Letzteres könnte auch eine Beschreibung des Projekts emanzipatorischer Identitätspolitik ausserhalb dieser Netzwerke sein.
Genau. Aber dieser Prozess wird im Businessplan der Plattformen radikal umgekehrt. Man geht von einer allgemeinen Inklusion der Nutzer aus: je mehr Nutzer, je universeller die Inklusion, desto besser die Beherrschung des Markts. Als Effekt davon wird aber Partikularität produziert: soziale Monaden, die nur unter der Bedingung einer gewissen Reibungsintensität neben- oder mit- oder gegeneinander existieren.
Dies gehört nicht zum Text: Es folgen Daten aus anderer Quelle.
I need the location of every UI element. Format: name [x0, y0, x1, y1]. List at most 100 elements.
Sie sagen, Sie seien weniger radikal als Nietzsche. Dennoch: Wo ist in Ihrer «kurzen Theorie der Gegenwart» die positive, die konstruktive, die einhegende Kraft?
Lassen Sie es mich direkt sagen: Ich habe sie nicht gesehen. Ich bin aber gerne bereit, auf meinen blinden Fleck verwiesen zu werden. Und vielleicht muss ich dazusagen, dass es mir widerstrebt hätte, ein Buch mit der Gattungsformel «Die Risiken und Chancen von …» zu schreiben. Das ist ein Genre, in dem andere wahrscheinlich artistischer oder einfallsreicher sind. Darum ging es mir nun tatsächlich nicht.
Ist aus Ihrer Sicht eine Social-Media-Plattform denkbar, die den von Ihnen beschriebenen Dynamiken des Ressentiments entkommt?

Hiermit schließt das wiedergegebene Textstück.